If I understand the source of your problem then it's about that you
can't sort the data because there is not enough disk space available.

Proc Sort sorts a dataset physically AND not in place. This means that
there is a moment during execution where your data is duplicated (and
you'll need disk space accordingly).

What you could do instead is creating an index and then use this index
to build your groups (http://www2.sas.com/proceedings/
sugi29/123-29.pdf). Also an SQL view (where you sort the data) could
be a possible approach in case you've got enough memory.

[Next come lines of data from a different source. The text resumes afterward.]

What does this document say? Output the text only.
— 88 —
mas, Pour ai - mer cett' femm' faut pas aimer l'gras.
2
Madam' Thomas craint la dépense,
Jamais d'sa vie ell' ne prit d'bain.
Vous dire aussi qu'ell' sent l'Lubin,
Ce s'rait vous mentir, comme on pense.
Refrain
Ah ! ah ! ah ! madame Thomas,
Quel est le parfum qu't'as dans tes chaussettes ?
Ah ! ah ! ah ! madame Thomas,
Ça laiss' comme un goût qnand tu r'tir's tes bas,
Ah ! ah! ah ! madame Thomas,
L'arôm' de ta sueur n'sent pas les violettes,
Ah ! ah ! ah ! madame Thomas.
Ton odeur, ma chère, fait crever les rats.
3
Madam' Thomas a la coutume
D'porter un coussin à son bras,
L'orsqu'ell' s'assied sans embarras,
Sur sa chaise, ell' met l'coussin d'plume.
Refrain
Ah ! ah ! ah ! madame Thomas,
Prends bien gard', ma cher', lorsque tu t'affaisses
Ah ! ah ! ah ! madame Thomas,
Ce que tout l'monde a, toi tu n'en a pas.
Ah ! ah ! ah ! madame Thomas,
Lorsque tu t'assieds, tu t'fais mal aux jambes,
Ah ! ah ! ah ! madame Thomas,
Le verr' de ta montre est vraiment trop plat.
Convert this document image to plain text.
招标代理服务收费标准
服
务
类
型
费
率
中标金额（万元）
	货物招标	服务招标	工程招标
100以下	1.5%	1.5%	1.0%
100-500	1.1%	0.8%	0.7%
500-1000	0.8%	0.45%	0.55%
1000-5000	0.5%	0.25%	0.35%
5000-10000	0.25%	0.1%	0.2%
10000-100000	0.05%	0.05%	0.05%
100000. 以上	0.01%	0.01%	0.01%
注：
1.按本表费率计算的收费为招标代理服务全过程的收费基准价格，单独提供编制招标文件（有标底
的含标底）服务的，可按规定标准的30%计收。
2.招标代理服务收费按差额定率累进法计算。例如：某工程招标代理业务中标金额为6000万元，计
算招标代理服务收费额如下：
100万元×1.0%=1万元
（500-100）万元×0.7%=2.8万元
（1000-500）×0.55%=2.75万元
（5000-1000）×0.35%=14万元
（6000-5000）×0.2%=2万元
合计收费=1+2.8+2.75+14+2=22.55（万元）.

If the data is grouped by ID (also that the groups are not sorted)
then a datastep using the lag() function for ID could work.

HTH
Patrick
From: PJ on
proc sql;
create table want as
select distinct id, sum(a) as a, sum(b) as b, sum(c) as c
from sample
group by id
;
From: Amar Mundankar on
On Mar 22, 4:11 pm, a <iebup...(a)gmail.com> wrote:
> On Mar 22, 4:49 am, Amar Mundankar <amarmundan...(a)gmail.com> wrote:
>
>
>
>
>
> > Hi all,
> > The input dataset is as follows:
> > data sample;
> >         input id a b c;
> >         cards;
> > 2 11 . .
> > 2 . 44 .
> > 2 . .  66
> > 1 55 .  .
> > 1 . . 99
> > 1 . 22 .
> > ;
> > I want the output as
> > id a b c
> > 2 11 44 66
> > 1 55 22 99
>
> > The input dataset is not in sorted order by id . As my data is huge, i
> > can NOT sort the Sample dataset by Id.
> > In the output, i want as many number of records as many are Ids.
> > Also all the records related to one id are merged together to create a
> > single record for that particular id.
> > Please help.....
>
> > Thanks and Regards,
> > Amar Mundankar.
>
> Are the IDs grouped as in you example data?
>
> data sample;
>    input id a b c;
>    cards;
> 2 11 . .
> 2 . 44 .
> 2 . .  66
> 1 55 .  .
> 1 . . 99
> 1 . 22 .
> 3 11 . .
> 3 . 44 .
> 3 . .  66
> 4 55 .  .
> 4 . . 99
> 4 . 22 .
> ;;;;
>    run;
> Example1:
> data IDs;
>    if 0 then set sample;
>    set sample(keep=id);
>    by notsorted id;
>    if first.id;
>    run;
> data IDs;
>    modify IDs sample;
>    by id;
>    run;
> proc print;
>    run;
> Example2:
> data sample2;
>    if 0 then set sample;
>    do until(last.id);
>       set sample(rename=(a=_a b=_b c=_c));
>       by notsorted id;
>       a = coalesce(a,_a);
>       b = coalesce(b,_b);
>       c = coalesce(c,_c);
>       end;
>    output;
>    call missing(of _all_);
>    drop _:;
>    run;
> proc print;
>    run;- Hide quoted text -
>
> - Show quoted text -

HI A,
The solution in Example 1 suits my purpose.
Thanks for that.

Also I thank you all for providing solutions of different kinds.

Regards,
Amar Mundankar.